Radio Opole » Wiadomości z regionu
2018-03-12, 10:45 Autor: Justyna MaćkowiakJacek Rudnik

Bereszyński: Nie potępiam Ryszarda Kowalczyka, sam nie wiem, jakbym się zachował w takiej sytuacji

Ryszard Kowalczyk [fot. Witold Wośtak]
Ryszard Kowalczyk [fot. Witold Wośtak]
Zbigniew Bereszyński [fot. Justyna Krzyżanowska]
Zbigniew Bereszyński [fot. Justyna Krzyżanowska]
Bogusław Bardon [fot. Justyna Krzyżanowska]
Bogusław Bardon [fot. Justyna Krzyżanowska]
- Dokumenty, do których dotarłem, mówią o zarejestrowaniu go w takim charakterze - powiedział w porannej rozmowie "W cztery oczy" historyk dr Zbigniew Bereszyński odnosząc się do sprawy Ryszarda Kowalczyka, który miał być zarejestrowany jako tajny współpracownik Służby Bezpieczeństwa.
- Dokumenty, do których dotarłem, mówią o zarejestrowaniu go w takim charakterze i wolałbym na tym poprzestać i nie przesądzać, na ile ta współpraca była efektywna.
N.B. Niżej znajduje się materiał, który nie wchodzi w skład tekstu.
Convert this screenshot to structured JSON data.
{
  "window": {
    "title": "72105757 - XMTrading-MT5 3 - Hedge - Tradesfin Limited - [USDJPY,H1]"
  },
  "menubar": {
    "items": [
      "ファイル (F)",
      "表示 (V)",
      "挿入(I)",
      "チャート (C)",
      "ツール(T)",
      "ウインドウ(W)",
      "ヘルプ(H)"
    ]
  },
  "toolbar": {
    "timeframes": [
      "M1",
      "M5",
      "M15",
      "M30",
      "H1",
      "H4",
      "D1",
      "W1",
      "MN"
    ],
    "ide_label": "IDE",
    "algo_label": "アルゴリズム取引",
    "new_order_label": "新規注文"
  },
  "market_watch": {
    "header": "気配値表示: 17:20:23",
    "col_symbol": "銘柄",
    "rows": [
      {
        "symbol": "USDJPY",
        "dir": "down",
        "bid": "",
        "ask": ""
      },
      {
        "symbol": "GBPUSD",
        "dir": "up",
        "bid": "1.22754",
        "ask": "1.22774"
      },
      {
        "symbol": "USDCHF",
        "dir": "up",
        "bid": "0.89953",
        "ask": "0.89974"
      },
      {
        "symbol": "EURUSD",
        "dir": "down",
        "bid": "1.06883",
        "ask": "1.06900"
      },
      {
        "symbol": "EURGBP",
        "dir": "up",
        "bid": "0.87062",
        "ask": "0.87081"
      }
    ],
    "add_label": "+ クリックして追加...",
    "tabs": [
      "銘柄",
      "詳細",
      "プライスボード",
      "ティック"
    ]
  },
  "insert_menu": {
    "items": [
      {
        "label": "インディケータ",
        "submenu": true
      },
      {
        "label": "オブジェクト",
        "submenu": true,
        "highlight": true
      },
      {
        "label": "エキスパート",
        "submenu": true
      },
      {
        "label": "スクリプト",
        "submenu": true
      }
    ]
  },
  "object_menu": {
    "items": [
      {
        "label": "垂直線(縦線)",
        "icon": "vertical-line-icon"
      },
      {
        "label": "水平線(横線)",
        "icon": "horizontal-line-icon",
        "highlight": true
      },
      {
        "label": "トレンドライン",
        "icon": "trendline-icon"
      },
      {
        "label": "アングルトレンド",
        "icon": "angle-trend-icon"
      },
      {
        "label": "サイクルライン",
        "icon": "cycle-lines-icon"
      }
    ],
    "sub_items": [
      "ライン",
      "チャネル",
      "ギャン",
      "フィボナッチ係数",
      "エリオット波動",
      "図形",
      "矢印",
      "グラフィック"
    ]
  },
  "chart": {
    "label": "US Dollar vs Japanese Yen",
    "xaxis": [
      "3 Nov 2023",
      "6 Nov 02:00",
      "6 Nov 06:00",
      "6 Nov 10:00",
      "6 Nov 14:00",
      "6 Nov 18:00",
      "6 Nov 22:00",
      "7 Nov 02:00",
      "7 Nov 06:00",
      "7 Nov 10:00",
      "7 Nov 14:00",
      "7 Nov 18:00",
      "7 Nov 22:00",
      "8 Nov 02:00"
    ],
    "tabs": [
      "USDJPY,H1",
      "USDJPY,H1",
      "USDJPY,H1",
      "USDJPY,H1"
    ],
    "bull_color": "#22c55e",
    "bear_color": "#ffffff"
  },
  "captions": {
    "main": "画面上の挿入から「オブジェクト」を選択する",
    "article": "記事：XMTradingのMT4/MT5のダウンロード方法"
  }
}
To jest odrębne zagadnienie.

Notatkę mogącą świadczyć o współpracy można znaleźć w materiałach dotyczących działalności innego opozycjonisty Wiesława Uklei. Mieszkający we Francji opozycjonista przyjaźnił się z Ryszardem Kowalczykiem, ten z kolei w 2005 roku - po tym jak pojawiła się tzw. Lista Wildsteina - odniósł się do tamtych wydarzeń. - Znane przysłowie powiada, że syty głodnego nie zrozumie i nigdy nie zrozumie mąk piekielnych ten, kto w piekle nie był, choćby wyobraźnię miał ogromną. Przytaczam ten truizm po to tylko, byś czytelniku choćby w minimalnym stopniu zechciał wyobrazić sobie, co czuć może człowiek skazany na dożywotnie więzienie, osadzony w mrocznej i wilgotnej celi z mordercami chorymi psychicznie - przytoczony przez Zbigniewa Bereszyńskiego cytat pochodzi ze spisanych wspomnień Ryszarda Kowalczyka.

Podczas odsiadywania wyroku Ryszard Kowalczyk podjął też próbę samobójczą. Po kolejnym spotkaniu z pracownikiem bezpieki Witoldem Chruszką - jak wynika z jego wspomnień - zdecydował się podpisać tzw. lojalkę. - Choć nigdy nie paliłem, częstowany przez pana wypaliłem mnóstwo papierosów i, jak łatwo się domyślić, podpisałem diabłu cyrograf. Do dzisiaj nie bardzo wiem i nie pamiętam, co w tej deklaracji tak naprawdę było - cytuje Bereszyński.

- Nie potępiam Ryszarda Kowalczyka, sam nie wiem, jakbym się zachował w takiej sytuacji - powiedział na naszej antenie Zbigniew Bereszyński. - Ale mam pretensje, że nie sprawdzono dokładnie przeszłości Ryszarda Kowalczyka przed uhonorowaniem imieniem braci Kowalczyków jednej z sal w Opolskim Urzędzie Wojewódzkim i jednej z ulic w Opolu.
- Nie wolno działać na skróty, jest daleka droga między potępieniem kogoś a stawianiem go na piedestale, jest wiele stopni pośrednich - konkludował na antenie Radia Opole opozycjonista z czasów PRL Zbigniew Bereszyński.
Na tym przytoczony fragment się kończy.